Wer Silberstein holt, erntet Dreck und Hass

Danke, Herr Kern. Diese Wahl kennt einen sicheren Verlierer: die letzten Reste des Vertrauens in Politik.
Josef Votzi

Josef Votzi

Wer Silberstein holt, muss wissen, dass er einen Drecks-Wahlkampf erntet.

von Josef Votzi

über das vergiftete politische Kilma im Finale

"Meine Marke ist Krise" – "Wir müssen aus einem sauberen Kandidaten einen schmutzigen machen". Tal Silberstein fackelt nicht lange, sondern bekämpft seine Gegner gnadenlos. Christian Kern engagierte ihn bereits vor einem Jahr, um sich die Wiederwahl zu sichern. Dass Silberstein nur für Datenanalyse zuständig war, ist spätestens seit Offenlegung seines SPÖ-Vertrags schlicht gelogen. Die ÖVP bleibt scheinheilig, wenn sie sich jetzt zu Recht zwar über Silberstein entrüstet, aber vergessen machen will: Beim Einsatz von Gräuelpropaganda waren auch die Schwarzen nie zimperlich. Sie unterstellten den Grünen zuletzt etwa dummdreist aber erfolgreich, "Haschtrafiken" einführen zu wollen. Aber so brutal wie jetzt trieb es nicht einmal der schwarze Hexenmeister der Intrige, Noch-Klubchef Lopatka.

Wahlkampf ist kein Kindergeburtstag, aber wenn nur die Hälfte dessen stimmt, was jetzt über Silberstein ruchbar wird, dann Gute Nacht, Partei des Humanismus SPÖ. Derart skrupellos wurden noch nie Grenzen überschritten. Aber: Wer Silberstein holt, muss wissen, dass er einen Drecks-Wahlkampf erntet: Schnüffeln im Freundes- und Familienkreis; gezielte Provokationen im Internet und Geldversprechen für Enthüllungen aus dem Privatleben. Wer immer davon kurzfristig profitiert, tut das zu einem unverantwortlich hohen Preis. Denn am Ende gibt es in jedem Fall einen großen Verlierer: Das Vertrauen in die Mechanismen und Personen der Politik. In den USA ist das seit Jahren gang und gäbe. Das Ergebnis sitzt jetzt im Weißen Haus.
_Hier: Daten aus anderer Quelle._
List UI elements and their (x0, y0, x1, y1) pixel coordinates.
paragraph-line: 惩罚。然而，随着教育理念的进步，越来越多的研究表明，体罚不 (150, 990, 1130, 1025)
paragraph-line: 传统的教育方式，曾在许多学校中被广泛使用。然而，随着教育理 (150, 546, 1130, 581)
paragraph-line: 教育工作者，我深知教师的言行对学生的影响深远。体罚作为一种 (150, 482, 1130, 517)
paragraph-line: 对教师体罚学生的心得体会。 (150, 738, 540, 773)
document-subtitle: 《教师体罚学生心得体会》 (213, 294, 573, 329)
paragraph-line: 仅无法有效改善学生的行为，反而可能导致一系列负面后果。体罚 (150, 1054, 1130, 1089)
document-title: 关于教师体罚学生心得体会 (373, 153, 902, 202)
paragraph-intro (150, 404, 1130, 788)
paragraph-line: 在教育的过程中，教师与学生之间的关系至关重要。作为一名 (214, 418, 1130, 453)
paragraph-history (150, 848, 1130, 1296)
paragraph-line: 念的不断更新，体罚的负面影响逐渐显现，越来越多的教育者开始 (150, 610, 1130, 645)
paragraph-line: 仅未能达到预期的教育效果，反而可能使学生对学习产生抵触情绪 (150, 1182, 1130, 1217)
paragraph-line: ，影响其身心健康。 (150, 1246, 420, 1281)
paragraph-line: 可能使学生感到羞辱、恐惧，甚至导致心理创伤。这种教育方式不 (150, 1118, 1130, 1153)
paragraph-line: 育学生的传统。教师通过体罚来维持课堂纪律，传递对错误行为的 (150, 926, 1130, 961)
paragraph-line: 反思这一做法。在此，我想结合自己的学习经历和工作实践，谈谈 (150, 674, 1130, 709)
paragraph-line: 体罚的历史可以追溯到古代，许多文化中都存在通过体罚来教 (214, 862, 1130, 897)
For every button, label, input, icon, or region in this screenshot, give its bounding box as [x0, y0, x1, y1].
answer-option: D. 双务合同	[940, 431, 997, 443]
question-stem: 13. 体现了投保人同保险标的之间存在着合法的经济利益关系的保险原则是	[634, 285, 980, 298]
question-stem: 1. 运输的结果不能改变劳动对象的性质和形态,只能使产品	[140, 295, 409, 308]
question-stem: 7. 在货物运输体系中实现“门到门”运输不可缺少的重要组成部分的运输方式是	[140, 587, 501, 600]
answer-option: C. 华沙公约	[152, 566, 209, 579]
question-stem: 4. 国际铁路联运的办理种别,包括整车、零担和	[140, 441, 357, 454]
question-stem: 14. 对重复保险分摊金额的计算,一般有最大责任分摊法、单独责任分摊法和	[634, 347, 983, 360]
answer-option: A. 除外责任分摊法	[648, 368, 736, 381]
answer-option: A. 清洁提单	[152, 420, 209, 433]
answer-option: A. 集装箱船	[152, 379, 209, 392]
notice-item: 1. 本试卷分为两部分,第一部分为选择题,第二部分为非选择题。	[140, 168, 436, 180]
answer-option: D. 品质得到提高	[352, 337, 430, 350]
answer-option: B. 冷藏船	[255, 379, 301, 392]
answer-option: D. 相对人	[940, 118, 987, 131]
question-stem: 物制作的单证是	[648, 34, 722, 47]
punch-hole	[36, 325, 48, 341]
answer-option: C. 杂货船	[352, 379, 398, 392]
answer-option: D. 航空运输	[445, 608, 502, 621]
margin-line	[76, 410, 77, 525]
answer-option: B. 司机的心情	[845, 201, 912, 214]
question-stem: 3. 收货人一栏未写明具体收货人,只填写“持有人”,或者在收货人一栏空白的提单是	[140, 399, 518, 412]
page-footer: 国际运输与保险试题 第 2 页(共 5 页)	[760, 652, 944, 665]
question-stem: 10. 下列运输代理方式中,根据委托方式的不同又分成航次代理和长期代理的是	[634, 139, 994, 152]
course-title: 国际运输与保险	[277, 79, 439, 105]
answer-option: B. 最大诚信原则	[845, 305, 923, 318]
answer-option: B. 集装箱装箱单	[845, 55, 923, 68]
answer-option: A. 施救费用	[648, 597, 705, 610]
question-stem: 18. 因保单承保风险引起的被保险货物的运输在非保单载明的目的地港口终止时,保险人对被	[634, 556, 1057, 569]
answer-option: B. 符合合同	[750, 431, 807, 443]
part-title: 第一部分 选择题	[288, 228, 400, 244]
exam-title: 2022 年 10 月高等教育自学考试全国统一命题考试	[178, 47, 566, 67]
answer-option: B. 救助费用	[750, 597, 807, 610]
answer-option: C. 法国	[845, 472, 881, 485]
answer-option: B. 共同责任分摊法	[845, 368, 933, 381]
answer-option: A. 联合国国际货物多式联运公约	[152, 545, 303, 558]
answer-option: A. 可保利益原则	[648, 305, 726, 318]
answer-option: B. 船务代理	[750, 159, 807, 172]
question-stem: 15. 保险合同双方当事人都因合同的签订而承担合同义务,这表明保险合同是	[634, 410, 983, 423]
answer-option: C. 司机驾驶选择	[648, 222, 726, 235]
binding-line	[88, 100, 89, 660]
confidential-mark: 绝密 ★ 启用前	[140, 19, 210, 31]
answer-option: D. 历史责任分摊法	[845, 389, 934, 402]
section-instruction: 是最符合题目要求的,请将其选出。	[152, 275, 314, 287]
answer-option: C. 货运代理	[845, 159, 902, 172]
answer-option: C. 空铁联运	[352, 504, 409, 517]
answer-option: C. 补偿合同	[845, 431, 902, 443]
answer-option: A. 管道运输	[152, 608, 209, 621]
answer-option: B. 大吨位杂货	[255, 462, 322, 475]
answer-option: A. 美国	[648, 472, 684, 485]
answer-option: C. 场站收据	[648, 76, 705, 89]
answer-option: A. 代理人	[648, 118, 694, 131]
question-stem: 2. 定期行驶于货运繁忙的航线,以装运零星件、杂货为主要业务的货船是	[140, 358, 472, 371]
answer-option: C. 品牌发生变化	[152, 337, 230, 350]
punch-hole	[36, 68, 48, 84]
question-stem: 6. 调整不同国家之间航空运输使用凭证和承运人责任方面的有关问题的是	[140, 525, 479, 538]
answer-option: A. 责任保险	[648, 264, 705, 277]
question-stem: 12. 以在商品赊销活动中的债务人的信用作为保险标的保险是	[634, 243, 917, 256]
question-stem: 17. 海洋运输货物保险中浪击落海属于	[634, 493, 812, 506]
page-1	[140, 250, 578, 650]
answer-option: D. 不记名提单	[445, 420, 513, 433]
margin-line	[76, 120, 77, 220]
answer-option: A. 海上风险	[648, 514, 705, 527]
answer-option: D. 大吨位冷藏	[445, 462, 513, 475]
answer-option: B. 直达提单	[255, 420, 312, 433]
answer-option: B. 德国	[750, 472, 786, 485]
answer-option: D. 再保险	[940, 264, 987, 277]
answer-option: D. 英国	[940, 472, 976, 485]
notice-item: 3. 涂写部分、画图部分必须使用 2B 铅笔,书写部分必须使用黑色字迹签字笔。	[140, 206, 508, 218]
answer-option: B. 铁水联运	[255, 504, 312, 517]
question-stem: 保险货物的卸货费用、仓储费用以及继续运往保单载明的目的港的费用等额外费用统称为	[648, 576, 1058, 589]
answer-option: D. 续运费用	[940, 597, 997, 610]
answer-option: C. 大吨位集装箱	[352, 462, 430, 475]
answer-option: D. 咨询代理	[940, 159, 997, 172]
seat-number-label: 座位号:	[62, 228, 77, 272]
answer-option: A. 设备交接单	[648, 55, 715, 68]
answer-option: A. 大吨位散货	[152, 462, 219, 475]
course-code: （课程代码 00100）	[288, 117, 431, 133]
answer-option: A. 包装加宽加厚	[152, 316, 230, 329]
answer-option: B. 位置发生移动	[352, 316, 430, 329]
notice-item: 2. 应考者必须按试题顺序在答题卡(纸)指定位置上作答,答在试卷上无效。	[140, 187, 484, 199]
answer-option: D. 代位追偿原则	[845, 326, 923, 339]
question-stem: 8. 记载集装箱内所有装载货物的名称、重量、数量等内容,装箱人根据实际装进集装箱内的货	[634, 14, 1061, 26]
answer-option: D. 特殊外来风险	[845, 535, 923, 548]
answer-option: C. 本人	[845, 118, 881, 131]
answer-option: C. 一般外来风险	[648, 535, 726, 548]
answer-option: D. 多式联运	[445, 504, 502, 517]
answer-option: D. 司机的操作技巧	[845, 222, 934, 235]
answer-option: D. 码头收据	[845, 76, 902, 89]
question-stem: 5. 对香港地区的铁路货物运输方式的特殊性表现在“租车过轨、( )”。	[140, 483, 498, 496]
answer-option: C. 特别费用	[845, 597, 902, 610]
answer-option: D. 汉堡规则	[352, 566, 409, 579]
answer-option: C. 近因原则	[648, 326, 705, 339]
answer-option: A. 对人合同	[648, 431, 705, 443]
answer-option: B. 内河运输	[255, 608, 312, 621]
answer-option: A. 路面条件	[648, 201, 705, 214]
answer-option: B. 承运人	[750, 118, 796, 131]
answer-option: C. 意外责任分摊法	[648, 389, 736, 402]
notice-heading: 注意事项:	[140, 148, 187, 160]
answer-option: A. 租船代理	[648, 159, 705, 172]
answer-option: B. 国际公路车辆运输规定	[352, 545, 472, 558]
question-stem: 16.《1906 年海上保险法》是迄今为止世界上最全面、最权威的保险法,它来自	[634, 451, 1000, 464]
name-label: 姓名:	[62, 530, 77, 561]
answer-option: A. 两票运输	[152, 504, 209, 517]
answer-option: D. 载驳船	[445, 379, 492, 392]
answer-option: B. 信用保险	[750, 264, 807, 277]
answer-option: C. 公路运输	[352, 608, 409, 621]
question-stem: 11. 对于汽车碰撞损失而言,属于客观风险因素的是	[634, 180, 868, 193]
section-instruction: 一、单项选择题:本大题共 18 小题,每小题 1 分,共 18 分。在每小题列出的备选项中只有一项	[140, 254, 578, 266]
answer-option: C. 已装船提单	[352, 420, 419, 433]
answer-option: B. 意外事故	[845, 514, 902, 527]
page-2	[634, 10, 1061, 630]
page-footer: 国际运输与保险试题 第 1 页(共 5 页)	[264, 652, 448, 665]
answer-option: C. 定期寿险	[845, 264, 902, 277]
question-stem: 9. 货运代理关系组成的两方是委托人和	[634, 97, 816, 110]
Drecks-Wahlkampf macht Leere sichtbar

Der Austrian Trump klopft noch nicht an der Tür. Aber noch nie war das politische Klima derart vergiftet. Erst ging es "nur" um gefälschte Facebook-Seiten. Dann flogen die Lügen der SPÖ um den Einsatz des Schmutzwahlkämpfers auf. Der Dreck wurde zum Bumerang für den Besteller. Jetzt schreit die Kanzlerpartei "Haltet den Dieb" und sucht das erste Opfer zum Täter zu machen.

Es spricht vieles dafür, dass die ÖVP bei der Aufdeckung des Skandals ihre Finger mit im Spiel hat. Wie unsauber die Mittel auch dafür waren, wird sich wohl erst nach der Wahl klären. Aber am Anfang war der Sündenfall, sich auf einen Drecks-Wahlkampf einzulassen. Dass das niemand wehrlos hinnimmt, wird gerade die Silberstein-Fans nicht überraschen.

Der Wahlkampf hat so auch dramatisch sichtbar gemacht, wie blutleer Rot und Schwarz sind. Hier die ÖVP, deren zentrales Programm der Glaube an ein politisches Ausnahmetalent ist. Dort die SPÖ, die erst auch auf einen neuen Heilsbringer setzen will – und als absehbar war, dass er auslässt, ihr Heil einmal mehr in der Dämonisierung des Gegners sucht. Diese Rechnung dürfte diesmal nicht aufgehen. Am 15. Oktober stellt sich für die SPÖ nur eine drängende Frage. Wer ist in der Lage, das zu tun, was ihr der letzte große rote Kanzler, Franz Vranitzky, dieser Tage als Überlebensrezept unverblümt verordnete: Die SPÖ müsse sich "strukturell und ideell" neu erfinden.